O aumento recente no preço do diesel em todo o país levou lideranças do setor de transporte rodoviário a intensificarem a mobilização por uma possível greve nacional. A proposta de paralisação ganha força entre entidades da categoria, que defendem a suspensão das atividades já nos próximos dias.
De acordo com representantes dos caminhoneiros, o combustível acumula alta significativa desde o fim de fevereiro, pressionado por fatores internacionais que impactam diretamente o mercado global de petróleo. O cenário elevou os custos do transporte e acendeu o alerta entre profissionais autônomos e empresas do setor.
A Confederação Nacional dos Trabalhadores em Transportes e Logística (CNTTL) manifestou apoio ao movimento e voltou a cobrar medidas urgentes do governo federal para conter o avanço dos preços. A entidade também reforça a necessidade de fiscalização mais rigorosa sobre o cumprimento do piso mínimo do frete.
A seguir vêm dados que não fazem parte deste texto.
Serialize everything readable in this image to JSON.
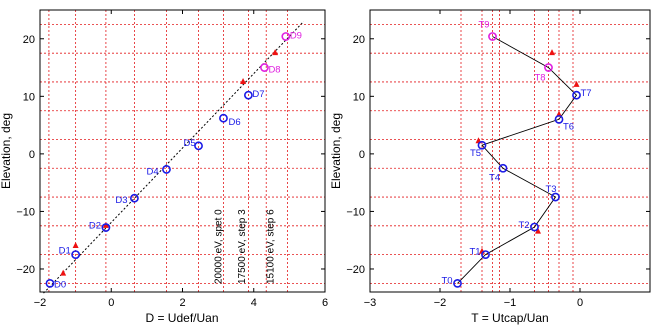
{
  "chart_data": [
    {
      "type": "scatter",
      "xlabel": "D = Udef/Uan",
      "ylabel": "Elevation, deg",
      "xlim": [
        -2,
        6
      ],
      "ylim": [
        -24,
        25
      ],
      "xticks": [
        -2,
        0,
        2,
        4,
        6
      ],
      "yticks": [
        -20,
        -10,
        0,
        10,
        20
      ],
      "grid_x": [
        -1.75,
        -1.0,
        -0.15,
        0.65,
        1.55,
        2.45,
        3.15,
        3.85,
        4.35,
        4.95
      ],
      "grid_y": [
        -22.5,
        -17.5,
        -12.5,
        -7.5,
        -2.5,
        2.5,
        7.5,
        12.5,
        17.5,
        22.5
      ],
      "fit_line": {
        "x": [
          -1.9,
          5.4
        ],
        "y": [
          -24.2,
          23.0
        ]
      },
      "points": [
        {
          "label": "D0",
          "x": -1.72,
          "y": -22.5,
          "color": "#1a1ae6"
        },
        {
          "label": "D1",
          "x": -1.0,
          "y": -17.5,
          "color": "#1a1ae6"
        },
        {
          "label": "D2",
          "x": -0.15,
          "y": -12.8,
          "color": "#1a1ae6"
        },
        {
          "label": "D3",
          "x": 0.65,
          "y": -7.7,
          "color": "#1a1ae6"
        },
        {
          "label": "D4",
          "x": 1.55,
          "y": -2.7,
          "color": "#1a1ae6"
        },
        {
          "label": "D5",
          "x": 2.45,
          "y": 1.4,
          "color": "#1a1ae6"
        },
        {
          "label": "D6",
          "x": 3.15,
          "y": 6.2,
          "color": "#1a1ae6"
        },
        {
          "label": "D7",
          "x": 3.85,
          "y": 10.2,
          "color": "#1a1ae6"
        },
        {
          "label": "D8",
          "x": 4.3,
          "y": 15.0,
          "color": "#e020e0"
        },
        {
          "label": "D9",
          "x": 4.9,
          "y": 20.4,
          "color": "#e020e0"
        }
      ],
      "markers": [
        {
          "x": -1.35,
          "y": -20.8
        },
        {
          "x": -1.0,
          "y": -16.0
        },
        {
          "x": -0.15,
          "y": -12.5
        },
        {
          "x": 3.7,
          "y": 12.5
        },
        {
          "x": 4.6,
          "y": 17.5
        }
      ],
      "vertical_annotations": [
        "20000 eV, spet 0",
        "17500 eV, step 3",
        "15100 eV, step 6"
      ]
    },
    {
      "type": "line",
      "xlabel": "T = Utcap/Uan",
      "ylabel": "Elevation, deg",
      "xlim": [
        -3,
        1
      ],
      "ylim": [
        -24,
        25
      ],
      "xticks": [
        -3,
        -2,
        -1,
        0
      ],
      "yticks": [
        -20,
        -10,
        0,
        10,
        20
      ],
      "grid_x": [
        -1.7,
        -1.4,
        -1.25,
        -1.15,
        -0.65,
        -0.45,
        -0.3,
        -0.1
      ],
      "grid_y": [
        -22.5,
        -17.5,
        -12.5,
        -7.5,
        -2.5,
        2.5,
        7.5,
        12.5,
        17.5,
        22.5
      ],
      "points": [
        {
          "label": "T0",
          "x": -1.75,
          "y": -22.5,
          "color": "#1a1ae6"
        },
        {
          "label": "T1",
          "x": -1.35,
          "y": -17.5,
          "color": "#1a1ae6"
        },
        {
          "label": "T2",
          "x": -0.65,
          "y": -12.7,
          "color": "#1a1ae6"
        },
        {
          "label": "T3",
          "x": -0.35,
          "y": -7.5,
          "color": "#1a1ae6"
        },
        {
          "label": "T4",
          "x": -1.1,
          "y": -2.5,
          "color": "#1a1ae6"
        },
        {
          "label": "T5",
          "x": -1.4,
          "y": 1.5,
          "color": "#1a1ae6"
        },
        {
          "label": "T6",
          "x": -0.3,
          "y": 6.0,
          "color": "#1a1ae6"
        },
        {
          "label": "T7",
          "x": -0.05,
          "y": 10.2,
          "color": "#1a1ae6"
        },
        {
          "label": "T8",
          "x": -0.45,
          "y": 15.0,
          "color": "#e020e0"
        },
        {
          "label": "T9",
          "x": -1.25,
          "y": 20.4,
          "color": "#e020e0"
        }
      ],
      "markers": [
        {
          "x": -1.4,
          "y": -17.0
        },
        {
          "x": -0.6,
          "y": -13.5
        },
        {
          "x": -1.45,
          "y": 2.2
        },
        {
          "x": -0.3,
          "y": 6.8
        },
        {
          "x": -0.05,
          "y": 12.0
        },
        {
          "x": -0.4,
          "y": 17.5
        }
      ]
    }
  ]
}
Entre os grupos que lideram a articulação estão a Associação Brasileira dos Condutores de Veículos Automotores (Abrava) e o Sindicato dos Caminhoneiros de Santos (Sindicam). Segundo lideranças, uma assembleia realizada no litoral paulista reuniu representantes de diferentes estados e aprovou a indicativa de greve, embora a data oficial ainda não tenha sido definida.
A orientação inicial é para que os caminhoneiros suspendam as atividades de forma pacífica, permanecendo em casa ou estacionados em postos, sem bloqueios em rodovias — medida que busca evitar sanções legais.
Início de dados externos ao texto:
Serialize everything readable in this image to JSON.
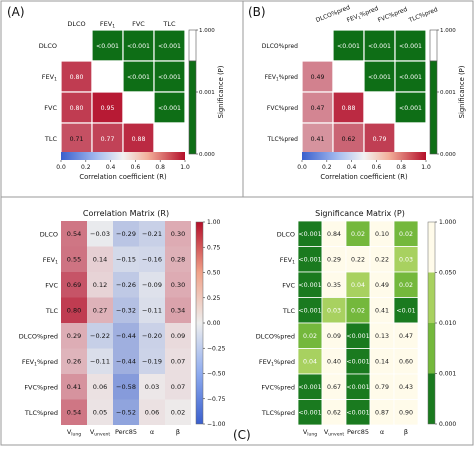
{
  "chart_data": [
    {
      "type": "heatmap",
      "panel_label": "(A)",
      "x_categories": [
        {
          "base": "DLCO"
        },
        {
          "base": "FEV",
          "sub": "1"
        },
        {
          "base": "FVC"
        },
        {
          "base": "TLC"
        }
      ],
      "y_categories": [
        {
          "base": "DLCO"
        },
        {
          "base": "FEV",
          "sub": "1"
        },
        {
          "base": "FVC"
        },
        {
          "base": "TLC"
        }
      ],
      "lower_values": [
        [
          null,
          null,
          null,
          null
        ],
        [
          0.8,
          null,
          null,
          null
        ],
        [
          0.8,
          0.95,
          null,
          null
        ],
        [
          0.71,
          0.77,
          0.88,
          null
        ]
      ],
      "upper_labels": [
        [
          null,
          "<0.001",
          "<0.001",
          "<0.001"
        ],
        [
          null,
          null,
          "<0.001",
          "<0.001"
        ],
        [
          null,
          null,
          null,
          "<0.001"
        ],
        [
          null,
          null,
          null,
          null
        ]
      ],
      "correlation_colorbar": {
        "label": "Correlation coefficient (R)",
        "range": [
          0.0,
          1.0
        ],
        "ticks": [
          "0.0",
          "0.2",
          "0.4",
          "0.6",
          "0.8",
          "1.0"
        ]
      },
      "significance_colorbar": {
        "label": "Significance (P)",
        "ticks": [
          "1.000",
          "0.001",
          "0.000"
        ]
      }
    },
    {
      "type": "heatmap",
      "panel_label": "(B)",
      "x_categories": [
        {
          "base": "DLCO%pred"
        },
        {
          "base": "FEV",
          "sub": "1",
          "suffix": "%pred"
        },
        {
          "base": "FVC%pred"
        },
        {
          "base": "TLC%pred"
        }
      ],
      "y_categories": [
        {
          "base": "DLCO%pred"
        },
        {
          "base": "FEV",
          "sub": "1",
          "suffix": "%pred"
        },
        {
          "base": "FVC%pred"
        },
        {
          "base": "TLC%pred"
        }
      ],
      "lower_values": [
        [
          null,
          null,
          null,
          null
        ],
        [
          0.49,
          null,
          null,
          null
        ],
        [
          0.47,
          0.88,
          null,
          null
        ],
        [
          0.41,
          0.62,
          0.79,
          null
        ]
      ],
      "upper_labels": [
        [
          null,
          "<0.001",
          "<0.001",
          "<0.001"
        ],
        [
          null,
          null,
          "<0.001",
          "<0.001"
        ],
        [
          null,
          null,
          null,
          "<0.001"
        ],
        [
          null,
          null,
          null,
          null
        ]
      ],
      "correlation_colorbar": {
        "label": "Correlation coefficient (R)",
        "range": [
          0.0,
          1.0
        ],
        "ticks": [
          "0.0",
          "0.2",
          "0.4",
          "0.6",
          "0.8",
          "1.0"
        ]
      },
      "significance_colorbar": {
        "label": "Significance (P)",
        "ticks": [
          "1.000",
          "0.001",
          "0.000"
        ]
      }
    },
    {
      "type": "heatmap",
      "title": "Correlation Matrix (R)",
      "x_categories": [
        {
          "base": "V",
          "sub": "lung"
        },
        {
          "base": "V",
          "sub": "unvent"
        },
        {
          "base": "Perc85"
        },
        {
          "base": "α"
        },
        {
          "base": "β"
        }
      ],
      "y_categories": [
        {
          "base": "DLCO"
        },
        {
          "base": "FEV",
          "sub": "1"
        },
        {
          "base": "FVC"
        },
        {
          "base": "TLC"
        },
        {
          "base": "DLCO%pred"
        },
        {
          "base": "FEV",
          "sub": "1",
          "suffix": "%pred"
        },
        {
          "base": "FVC%pred"
        },
        {
          "base": "TLC%pred"
        }
      ],
      "values": [
        [
          0.54,
          -0.03,
          -0.29,
          -0.21,
          0.3
        ],
        [
          0.55,
          0.14,
          -0.15,
          -0.16,
          0.28
        ],
        [
          0.69,
          0.12,
          -0.26,
          -0.09,
          0.3
        ],
        [
          0.8,
          0.27,
          -0.32,
          -0.11,
          0.34
        ],
        [
          0.29,
          -0.22,
          -0.44,
          -0.2,
          0.09
        ],
        [
          0.26,
          -0.11,
          -0.44,
          -0.19,
          0.07
        ],
        [
          0.41,
          0.06,
          -0.58,
          0.03,
          0.07
        ],
        [
          0.54,
          0.05,
          -0.52,
          0.06,
          0.02
        ]
      ],
      "colorbar": {
        "range": [
          -1.0,
          1.0
        ],
        "ticks": [
          "1.00",
          "0.75",
          "0.50",
          "0.25",
          "0.00",
          "−0.25",
          "−0.50",
          "−0.75",
          "−1.00"
        ]
      }
    },
    {
      "type": "heatmap",
      "title": "Significance Matrix (P)",
      "x_categories": [
        {
          "base": "V",
          "sub": "lung"
        },
        {
          "base": "V",
          "sub": "unvent"
        },
        {
          "base": "Perc85"
        },
        {
          "base": "α"
        },
        {
          "base": "β"
        }
      ],
      "y_categories": [
        {
          "base": "DLCO"
        },
        {
          "base": "FEV",
          "sub": "1"
        },
        {
          "base": "FVC"
        },
        {
          "base": "TLC"
        },
        {
          "base": "DLCO%pred"
        },
        {
          "base": "FEV",
          "sub": "1",
          "suffix": "%pred"
        },
        {
          "base": "FVC%pred"
        },
        {
          "base": "TLC%pred"
        }
      ],
      "labels": [
        [
          "<0.001",
          "0.84",
          "0.02",
          "0.10",
          "0.02"
        ],
        [
          "<0.001",
          "0.29",
          "0.22",
          "0.22",
          "0.03"
        ],
        [
          "<0.001",
          "0.35",
          "0.04",
          "0.49",
          "0.02"
        ],
        [
          "<0.001",
          "0.03",
          "0.02",
          "0.41",
          "<0.01"
        ],
        [
          "0.02",
          "0.09",
          "<0.001",
          "0.13",
          "0.47"
        ],
        [
          "0.04",
          "0.40",
          "<0.001",
          "0.14",
          "0.60"
        ],
        [
          "<0.001",
          "0.67",
          "<0.001",
          "0.79",
          "0.43"
        ],
        [
          "<0.001",
          "0.62",
          "<0.001",
          "0.87",
          "0.90"
        ]
      ],
      "colorbar": {
        "ticks": [
          "1.000",
          "0.050",
          "0.010",
          "0.001",
          "0.000"
        ]
      }
    }
  ],
  "figure_label": "(C)",
  "palette": {
    "green_dark": "#1f7a1f",
    "green_mid": "#7cc24a",
    "green_light": "#c8e69a",
    "cream": "#fffbea",
    "red": "#c03238",
    "blue": "#4a6fd8",
    "neutral": "#f2f2f2"
  }
}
Os organizadores afirmam que o movimento atual tem caráter econômico e difere de mobilizações anteriores. A principal pauta é o impacto direto do custo do diesel na renda da categoria, considerada hoje insustentável por muitos profissionais.
O governo federal acompanha a situação e reconhece o risco de paralisação. Recentemente, foram anunciadas medidas como isenções e subsídios para tentar amenizar os efeitos da alta. Ainda assim, reajustes nas refinarias continuam pressionando os preços finais.
A Associação Nacional das Empresas de Transporte de Carga (ANATC) avalia que o cenário reúne elementos suficientes para uma nova paralisação de grande escala, semelhante à registrada em 2018.
Enquanto isso, a Agência Nacional do Petróleo, Gás Natural e Biocombustíveis (ANP) iniciou uma operação de fiscalização em diferentes regiões do país para coibir possíveis abusos nos preços praticados nos postos.
No mercado financeiro, a possibilidade de interrupção no transporte de cargas já provoca reação negativa, com reflexos nas projeções econômicas. A preocupação é com o impacto que uma eventual greve pode causar no abastecimento e na inflação.